This document surveys the instruction sets of seven intermediate-language, virtual machine, or assembly-language platforms: RISC-V, WASM, ARM Cortex M0, LLVM, JVM, LuaJIT?2, CIL. It groups instructions together by purpose, referencing their analogs in each of those systems (hence the word 'concordance'). In this way, it shows which instructions in one platform are the correspond to which instructions in other platforms.
The aim is to provide insight into which sorts of instruction are 'popular' (common to many platforms), and what the most 'popular' choices for the semantics of those instructions are.
The organization of this document is:
RISC-V is an instruction set architecture (ISAs) for hardware microprocessors [1].
As a general-purpose hardware microprocessor ISA, RISC-V is intended to efficiently execute any high-level programming language.
RISC-V is a register machine with a set of integer register with a fixed bitwidth (in this document we'll look at the 64-bit variant of RISC-V), and also another set of floating point registers (if the floating point extension is being used).
WASM is a virtual machine designed to enable high performance applications on the Web [2]. It is designed to support many different high-level-languages.
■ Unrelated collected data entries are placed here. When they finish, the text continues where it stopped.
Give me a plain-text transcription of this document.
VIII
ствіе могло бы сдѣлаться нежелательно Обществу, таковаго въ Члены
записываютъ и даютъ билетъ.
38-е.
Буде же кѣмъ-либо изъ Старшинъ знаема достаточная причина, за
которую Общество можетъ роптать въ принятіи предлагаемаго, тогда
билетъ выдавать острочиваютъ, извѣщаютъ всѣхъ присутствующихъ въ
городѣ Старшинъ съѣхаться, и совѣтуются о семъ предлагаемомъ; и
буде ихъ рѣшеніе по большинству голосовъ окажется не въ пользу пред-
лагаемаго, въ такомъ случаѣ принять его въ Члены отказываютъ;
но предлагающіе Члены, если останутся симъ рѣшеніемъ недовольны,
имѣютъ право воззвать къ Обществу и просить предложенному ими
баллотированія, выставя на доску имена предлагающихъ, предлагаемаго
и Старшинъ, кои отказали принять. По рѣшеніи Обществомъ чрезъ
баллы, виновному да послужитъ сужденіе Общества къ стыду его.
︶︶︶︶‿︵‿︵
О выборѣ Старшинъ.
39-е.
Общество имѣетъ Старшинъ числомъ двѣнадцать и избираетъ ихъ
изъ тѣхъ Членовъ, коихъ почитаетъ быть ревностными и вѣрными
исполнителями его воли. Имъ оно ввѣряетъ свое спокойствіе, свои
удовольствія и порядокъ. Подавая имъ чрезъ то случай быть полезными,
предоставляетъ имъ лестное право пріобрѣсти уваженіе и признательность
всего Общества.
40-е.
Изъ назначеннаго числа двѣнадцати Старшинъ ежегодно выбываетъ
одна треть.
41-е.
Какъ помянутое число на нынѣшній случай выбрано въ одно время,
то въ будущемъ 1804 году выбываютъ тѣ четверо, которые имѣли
WASM is considered to be higher-level than RISC-V and ARM, but lower-level than JVM, CIL, and LuaJIT?2. WASM is a sandbox that allows untrusted code to be executed without giving that code arbitrary access to the host machine.
WASM is a stack machine.
WASM has loads and stores for working with memory, but it also has local and global variables.
Unusually for a virtual machine that seeks to be a low-level target platform for many different high-level-languages, WASM has some block-structured control flow, and corresponding restrictions on jump and branch targets.
LLVM is considered to be higher-level than RISC-V and ARM, but lower-level than JVM, CIL, and LuaJIT?2.
Although LLVM was always intended to be a low-level target platform for many different high-level-languages, it was first used to support the compilation of C and C++.
LLVM code is structured into basic blocks. A basic block is "a straight-line code sequence with no branches in except to the entry and no branches out except at the exit." [3]. Some of the LLVM instructions (for example, branch or return) are called 'terminator instructions', and each LLVM basic block must end with one of these 'terminator instructions'.
Instead of registers (or a stack), LLVM has an infinite set of variables. These variables must be accessed in SSA (single-static-assignment) form, which means that you cannot reassign to the same variable twice.
ARM is a family of hardware microprocessors. We will look at the instruction set architecture (ISAs) for the ARM Cortex M0, which is the ARM processor with the smallest instruction set.
As a general-purpose hardware microprocessor ISA, ARM is intended to efficiently execute any high-level programming language.
ARM Cortex M0 has 16 numbered 32-bit registers, of which 13 are GPRs and 3 are special (PC, link register, stack pointer). There are three other misc. registers (Program Status Register (PSR), PRIMASK (exception mask), CONTROL (stack control)). [4]
Although the JVM is now host to multiple high-level languages, it was originally designed to run Java.
The JVM is considered a 'higher-level' virtual machine; it provides high-level-language data structures. The JVM is a sandbox that allows untrusted code to be executed without giving that code arbitrary access to the host machine.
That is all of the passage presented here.